I wrote this story after watching Ep. 2x05 "Let's Get It On." It's a retrospective on Lyla's thought during the final scene in Mexico with Jason and Tim. I know what happens in later seasons, and I am a Lyla/Tim fan, but this fic isn't about that...it's about Lyla's feelings for both of them. I don't own FNL, wish I did, because then I could spend time with all those beautiful boys. Thanks for reading, and please review!
I used to think that true love was absolute. I used to think that once you found that perfect person, that was it. I used to think I would just know, and have some gut feeling when I found absolute love. I used to think I had it. I used to.
I grew up knowing I would be the perfect daughter, student, girlfriend, cheerleader, person. I grew up knowing Jason. I grew up loving my parents and pleasing them. I grew up knowing Tim, and knowing not to get involved. I grew up judging the people that always stumbled, the ones that messed up. But then an unexpected thing happened: I grew up. I stumbled. I messed up. I was judged.
I guess this is my long way of getting to the point. I thought love was absolute, unchangeable, determined, and enduring. And maybe it is, but I thought you could only really love once. What I'm trying to say is, I always thought it was impossible to love two people at the same time. I thought it was impossible until it happened to me.
I loved Jason before the accident because he made me feel perfect. I felt unstoppable with him, like not just that we could take on the world, but that the world was ready for us to take it. But that was the problem. I loved him because he was what I should have loved. Jason was the type of boy I grew up believing I was made for.
I loved Tim because he made me feel whole. Not perfect, just…complete in the worst way at the time. I guess I was "with" him because he could give me something physically and emotionally that Jason was incapable at the time, but eventually, I just felt like a normal girl around him. And not normal like the normal kind of girl he usually banged, but I didn't feel like a superhero anymore, and I liked that. With Jason, I felt like I was perfect, but perfection wasn't the goal. The goal was something even more, something that was impossible to reach, but we were going for it. With Tim, I was myself, I was a human, with flaws and passion, and I wasn't afraid to show it.
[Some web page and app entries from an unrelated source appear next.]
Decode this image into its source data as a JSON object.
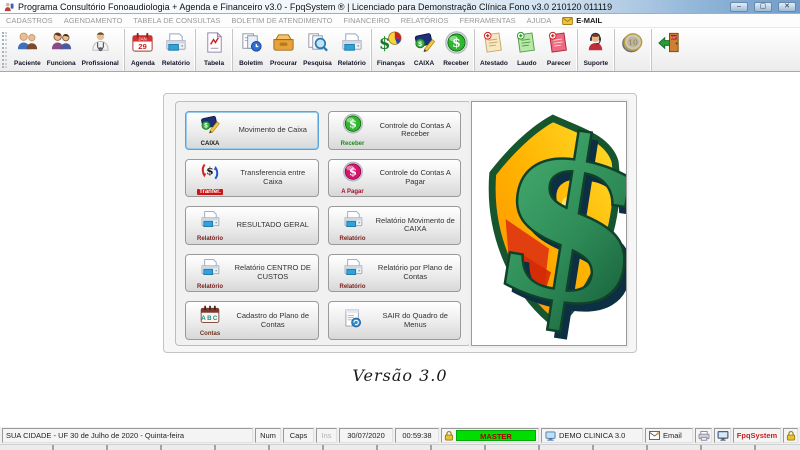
{
  "window": {
    "title": "Programa Consultório Fonoaudiologia + Agenda e Financeiro v3.0 - FpqSystem ® | Licenciado para Demonstração Clínica Fono v3.0 210120 011119",
    "controls": {
      "minimize": "–",
      "maximize": "▢",
      "close": "✕"
    }
  },
  "menu": {
    "items": [
      "CADASTROS",
      "AGENDAMENTO",
      "TABELA DE CONSULTAS",
      "BOLETIM DE ATENDIMENTO",
      "FINANCEIRO",
      "RELATÓRIOS",
      "FERRAMENTAS",
      "AJUDA"
    ],
    "email_label": "E-MAIL"
  },
  "toolbar": {
    "groups": [
      {
        "items": [
          {
            "label": "Paciente",
            "icon": "patients-icon"
          },
          {
            "label": "Funciona",
            "icon": "staff-icon"
          },
          {
            "label": "Profissional",
            "icon": "professional-icon"
          }
        ]
      },
      {
        "items": [
          {
            "label": "Agenda",
            "icon": "calendar-icon"
          },
          {
            "label": "Relatório",
            "icon": "report-printer-icon"
          }
        ]
      },
      {
        "items": [
          {
            "label": "Tabela",
            "icon": "table-document-icon"
          }
        ]
      },
      {
        "items": [
          {
            "label": "Boletim",
            "icon": "bulletin-icon"
          },
          {
            "label": "Procurar",
            "icon": "drawer-icon"
          },
          {
            "label": "Pesquisa",
            "icon": "search-pages-icon"
          },
          {
            "label": "Relatório",
            "icon": "report-printer-icon"
          }
        ]
      },
      {
        "items": [
          {
            "label": "Finanças",
            "icon": "finance-pie-icon"
          },
          {
            "label": "CAIXA",
            "icon": "cashbook-icon"
          },
          {
            "label": "Receber",
            "icon": "receive-dollar-icon"
          }
        ]
      },
      {
        "items": [
          {
            "label": "Atestado",
            "icon": "certificate-note-icon"
          },
          {
            "label": "Laudo",
            "icon": "report-note-icon"
          },
          {
            "label": "Parecer",
            "icon": "opinion-note-icon"
          }
        ]
      },
      {
        "items": [
          {
            "label": "Suporte",
            "icon": "support-icon"
          }
        ]
      },
      {
        "items": [
          {
            "label": "",
            "icon": "coin-icon"
          }
        ]
      },
      {
        "items": [
          {
            "label": "",
            "icon": "exit-door-icon"
          }
        ]
      }
    ]
  },
  "main_menu": {
    "buttons": [
      {
        "label": "Movimento de Caixa",
        "caption": "CAIXA",
        "icon": "cashbook-icon"
      },
      {
        "label": "Controle do Contas A Receber",
        "caption": "Receber",
        "icon": "receive-dollar-icon"
      },
      {
        "label": "Transferencia entre Caixa",
        "caption": "Tranfer.",
        "icon": "transfer-icon"
      },
      {
        "label": "Controle do Contas A Pagar",
        "caption": "A Pagar",
        "icon": "pay-dollar-icon"
      },
      {
        "label": "RESULTADO GERAL",
        "caption": "Relatório",
        "icon": "report-printer-icon"
      },
      {
        "label": "Relatório Movimento de CAIXA",
        "caption": "Relatório",
        "icon": "report-printer-icon"
      },
      {
        "label": "Relatório CENTRO DE CUSTOS",
        "caption": "Relatório",
        "icon": "report-printer-icon"
      },
      {
        "label": "Relatório por Plano de Contas",
        "caption": "Relatório",
        "icon": "report-printer-icon"
      },
      {
        "label": "Cadastro do Plano de Contas",
        "caption": "Contas",
        "icon": "accounts-calendar-icon"
      },
      {
        "label": "SAIR do Quadro de Menus",
        "caption": "",
        "icon": "exit-menus-icon"
      }
    ]
  },
  "hero": {
    "dollar_glyph": "$"
  },
  "version_text": "Versão 3.0",
  "statusbar": {
    "location": "SUA CIDADE - UF 30 de Julho de 2020 - Quinta-feira",
    "num": "Num",
    "caps": "Caps",
    "ins": "Ins",
    "date": "30/07/2020",
    "time": "00:59:38",
    "user": "MASTER",
    "clinic": "DEMO CLINICA 3.0",
    "email": "Email",
    "brand": "FpqSystem"
  },
  "colors": {
    "master_bg": "#00dd00",
    "master_text": "#b00000",
    "brand_red": "#cc2222",
    "receber_green": "#1d8a1d",
    "apagar_pink": "#d6156e",
    "shield_orange": "#ffb300",
    "dollar_green": "#2e8b57"
  }
}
But after the accident, after Tim was over, I loved Jason because he needed me. It was my time to show him we could be perfect again. My love for him was by no means desperate, but it was out of desperation to be that flawless girl again. Jason needed me to be perfect for him again, or so I thought.
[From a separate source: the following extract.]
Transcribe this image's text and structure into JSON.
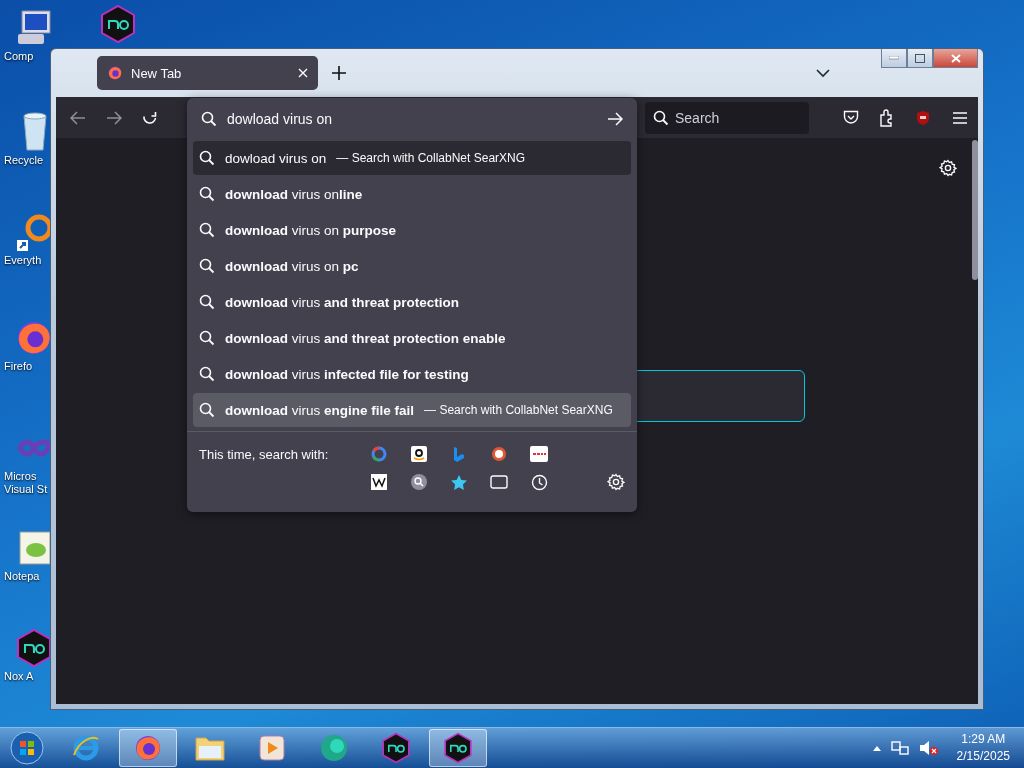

And then, suddenly, I realized I loved them both. I loved them because I was different, because I was the same, because they were different, but the same. I love d them both, and still do, because the three of us, we're Texas forever. We're joined by some inexplicable and twisted connection of love for each other. Maybe that's why I came to Mexico, on the request of one boy I love to save the other one I love. Maybe it's because I love them both together, Maybe I can't love one without the other. Maybe not, but maybe so.
I'm dancing in Mexico, and we must look like the craziest group of kids you've ever seen. A cripple, a drunk, and a Christian walk into a bar. Sounds like a bad joke, but it's just a little messed up. We dance, we drink, we kiss.
"I gotta go pray."
I gotta go pray because I'm in love with two boys, and I don't know how to change that. I don't know how to stop loving Tim, a hedonist if I ever saw one, but my hedonist. I don't know how to stop loving Jason, because that's like admitting I was never and will never be perfect.
I can't stop loving Tim, because he makes me be real, and on some level, I think me facing my flaws saves Tim from his. I can't stop loving Jason because I'm afraid what will happen if my "perfect" side isn't around to save him.
I gotta go pray because I can't love these two boys forever. I can't save both. I gotta go pray because I gotta choose.